Miss Chauncey died early in the winter after we left Deephaven, and one day when I was visiting Kate in Boston Mr. Lorimer came to see us, and told us about her.

It seems that after much persuasion she was induced to go to spend the winter with a neighbor, her house having become uninhabitable, and she was, beside, too feeble to live alone. But her fondness for her old home was too strong, and one day she stole away from the people who took care of her, and crept in through the cellar, where she had to wade through half-frozen water, and then went up stairs, where she seated herself at a front window and called joyfully to the people who went by, asking them to come in to see her, as she had got home again.

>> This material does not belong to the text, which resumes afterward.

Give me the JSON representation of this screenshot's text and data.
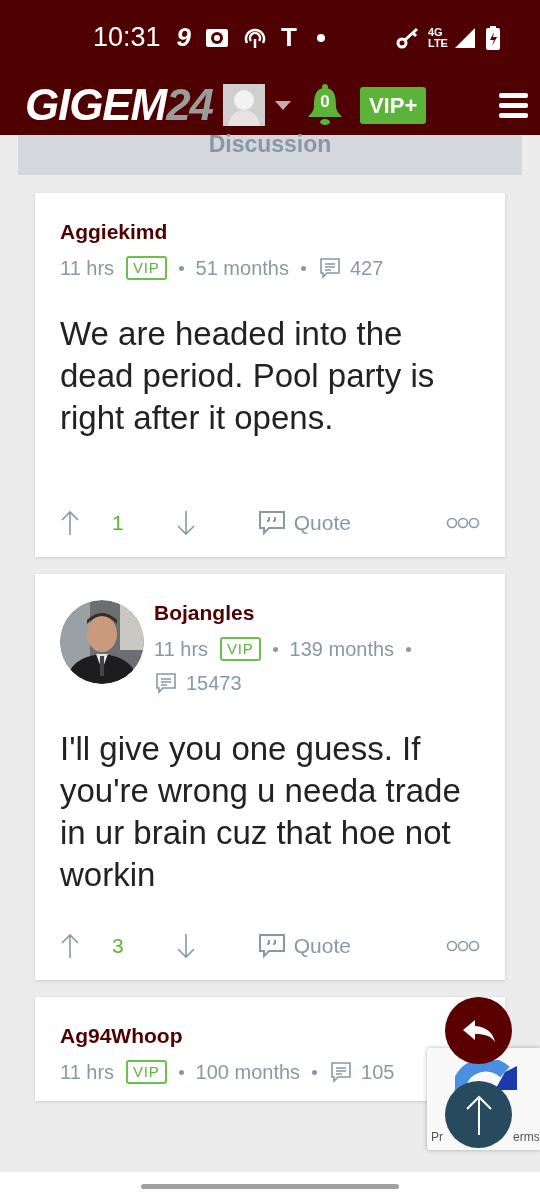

After this she was very ill, and one day, when she was half delirious, they missed her, and found her at last sitting on her hall stairway, which she was too feeble to climb. She lived but a short time afterwards, and in her last days her mind seemed perfectly clear. She said over and over again how good God had always been to her, and she was gentle, and unwilling to be a trouble to those who had the care of her.

Mr. Lorimer spoke of her simple goodness, and told us that though she had no other sense of time, and hardly knew if it were summer or winter, she was always sure when Sunday came, and always came to church when he preached at East Parish, her greatest pleasure seeming to be to give money, if there was a contribution. "She may be a lesson to us," added the old minister, reverently; "for, though bewildered in mind, bereft of riches and friends and all that makes this world dear to many of us, she was still steadfast in her simple faith, and was never heard to complain of any of the burdens which God had given her."